For these reasons, an improved, highly accurate heater for hot water pressure washers is desired. The results obtained with such a pressure washer benefits from a more closely controlled water temperature range.
The invention meets the above needs and overcomes the deficiencies of the prior art by providing an improved temperature controller for a hot water pressure washer. This is accomplished by a less expensive, yet more accurate, calculated duty cycle burner controller system than the traditional thermostat control system. Advantageously, the present invention reduces costs by eliminating the need for a temperature sensor and thermostat, two typically costly items. Further, by eliminating the need to rely on a temperature sensor which introduces inherent delays, the improved temperature sensor provides a more constant output water temperature. Also, by controlling temperature by controlling the burner duty cycle, the burner xe2x80x9con timexe2x80x9d may be set at a fixed time interval with the off interval varied. Selecting an on time of suitable duration ensures a cleaner burn, which reduces burner soot and improves the reliability of the pressure washer while reducing pollution.
In one form, the invention comprises a pressure washer for use by an operator. A heat exchanger has a water input adapted to connect to a water source and has a water output providing discharge. A cycle timer is responsive to the flow of water flow through the heat exchanger. A burner in thermodynamic communication with the heat exchanger applies heat to the heat exchanger and to the water in the heat exchanger. The burner has a fuel input connecting a fuel source to the burner. A fuel switch is responsive to the cycle timer. The fuel switch selectively allows fuel from the fuel source to be supplied to the burner via the fuel input, whereby the cycle timer controls the duty cycle of the fuel switch and thereby controls temperature of the water in the heat exchanger.

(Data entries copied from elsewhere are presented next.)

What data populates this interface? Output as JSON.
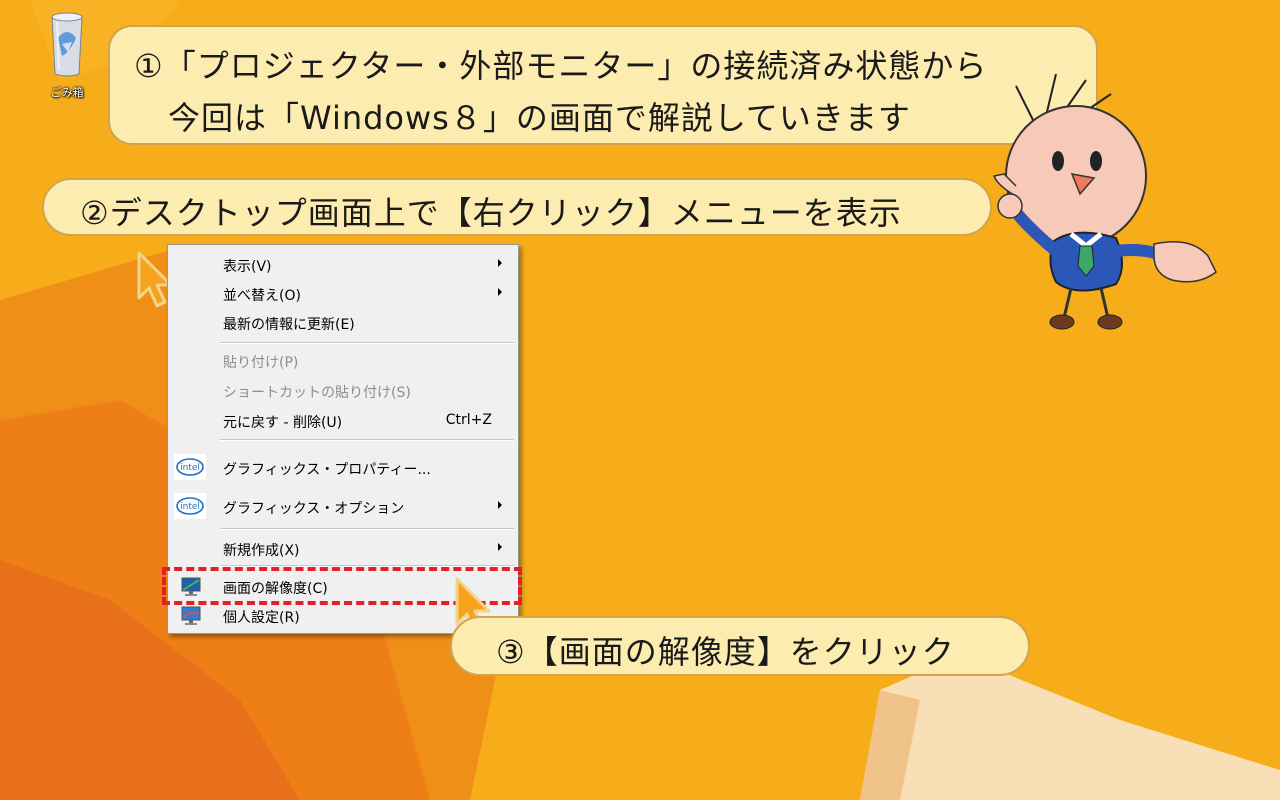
{
  "desktop": {
    "recycle_bin_label": "ごみ箱"
  },
  "callouts": {
    "step1_line1": "①「プロジェクター・外部モニター」の接続済み状態から",
    "step1_line2": "今回は「Windows８」の画面で解説していきます",
    "step2": "②デスクトップ画面上で【右クリック】メニューを表示",
    "step3": "③【画面の解像度】をクリック"
  },
  "context_menu": {
    "view": "表示(V)",
    "sort_by": "並べ替え(O)",
    "refresh": "最新の情報に更新(E)",
    "paste": "貼り付け(P)",
    "paste_shortcut": "ショートカットの貼り付け(S)",
    "undo_delete": "元に戻す - 削除(U)",
    "undo_shortcut": "Ctrl+Z",
    "graphics_properties": "グラフィックス・プロパティー...",
    "graphics_options": "グラフィックス・オプション",
    "new": "新規作成(X)",
    "screen_resolution": "画面の解像度(C)",
    "personalize": "個人設定(R)",
    "intel_label": "intel"
  },
  "colors": {
    "wallpaper": "#f7ad1a",
    "callout_fill": "#fcecb0",
    "highlight": "#e41f26"
  }
}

In another form, the invention comprises a pressure washer for use by an operator. A heat exchanger has a water input adapted to connect to a water source and has a water output providing discharge water. A water pump supples water to the heat exchanger. A temperature selector is responsive to operator. A burner in thermodynamic communication with the heat exchanger applies heat to the heat exchanger and the water in the heat exchanger. The burner has a fuel input connecting a fuel source to the burner. A fuel switch selectively allows fuel from the fuel source to be supplied to the burner via the fuel input. A duty cycle timer has a uniform duty cycle and is energized when water flows through the heat exchanger. The duty cycle timer is responsive to the temperature selection switch to vary its duty cycle as a function of the operator input provided to the temperature selector. The duty cycle timer controls the fuel switch to supply fuel to the burner according to the duty cycle of the duty cycle timer whereby the duty cycle timer controls the burner and thereby controls temperature of the water in the heat exchanger.

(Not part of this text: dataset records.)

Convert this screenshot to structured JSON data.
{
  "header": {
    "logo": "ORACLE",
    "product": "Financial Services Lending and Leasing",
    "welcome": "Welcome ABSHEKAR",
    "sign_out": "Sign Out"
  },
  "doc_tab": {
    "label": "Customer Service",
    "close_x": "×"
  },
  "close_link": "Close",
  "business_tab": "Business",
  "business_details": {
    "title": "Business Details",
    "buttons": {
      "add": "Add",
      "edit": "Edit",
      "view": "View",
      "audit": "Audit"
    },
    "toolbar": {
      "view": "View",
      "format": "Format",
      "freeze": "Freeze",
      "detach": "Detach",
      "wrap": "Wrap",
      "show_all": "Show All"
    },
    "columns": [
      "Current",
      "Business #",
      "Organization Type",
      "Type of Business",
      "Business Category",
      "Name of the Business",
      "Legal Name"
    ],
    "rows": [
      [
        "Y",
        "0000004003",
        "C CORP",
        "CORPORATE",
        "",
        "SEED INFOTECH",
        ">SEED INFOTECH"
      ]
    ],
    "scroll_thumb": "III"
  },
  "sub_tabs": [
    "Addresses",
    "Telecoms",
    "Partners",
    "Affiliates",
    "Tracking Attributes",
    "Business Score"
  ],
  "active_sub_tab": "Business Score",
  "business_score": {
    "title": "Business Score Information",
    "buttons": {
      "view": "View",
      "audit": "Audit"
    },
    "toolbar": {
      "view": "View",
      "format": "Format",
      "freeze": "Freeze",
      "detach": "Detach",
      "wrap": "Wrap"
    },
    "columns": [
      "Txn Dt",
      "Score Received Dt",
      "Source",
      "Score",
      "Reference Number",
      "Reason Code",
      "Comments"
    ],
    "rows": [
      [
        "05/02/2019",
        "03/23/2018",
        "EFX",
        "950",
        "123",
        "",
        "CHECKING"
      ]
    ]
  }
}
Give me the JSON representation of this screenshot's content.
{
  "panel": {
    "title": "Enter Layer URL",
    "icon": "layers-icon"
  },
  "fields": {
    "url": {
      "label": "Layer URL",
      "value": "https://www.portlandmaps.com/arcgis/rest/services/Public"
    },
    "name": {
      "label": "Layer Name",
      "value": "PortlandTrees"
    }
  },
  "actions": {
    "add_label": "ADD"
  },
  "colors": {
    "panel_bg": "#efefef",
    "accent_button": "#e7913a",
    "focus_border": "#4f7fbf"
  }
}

In yet another form, the invention comprises a pressure washer for use by an operator, as follows. A heat exchanger has a water input adapted to connect to a water source and has a water output providing discharge water. A water pump supplies water to the heat exchanger. A temperature selector is responsive to operator input. A burner in thermodynamic communication with the heat exchanger applies heat to the heat exchanger and the water in the heat exchanger. The burner has a fuel input connecting a fuel source to the burner. A fuel switch selectively allows fuel from the fuel source to be supplied to the burner via the fuel input. A processor is responsive to the temperature selection switch to vary the duty cycle of the fuel switch as a function of the operator input provided to the temperature selector.
In another form, the invention is a method of providing pressurized, heated water comprising the steps of:
supplying water at a flow rate through a heat exchanger having a water input adapted to connect to a water source and having a water output providing discharge water; and
applying heat to the heat exchanger at a duty cycle which is a function of the flow rate of the water and which is a function of a desired temperature of the discharge water.
Other objects and features will be in part apparent and in part pointed out hereinafter.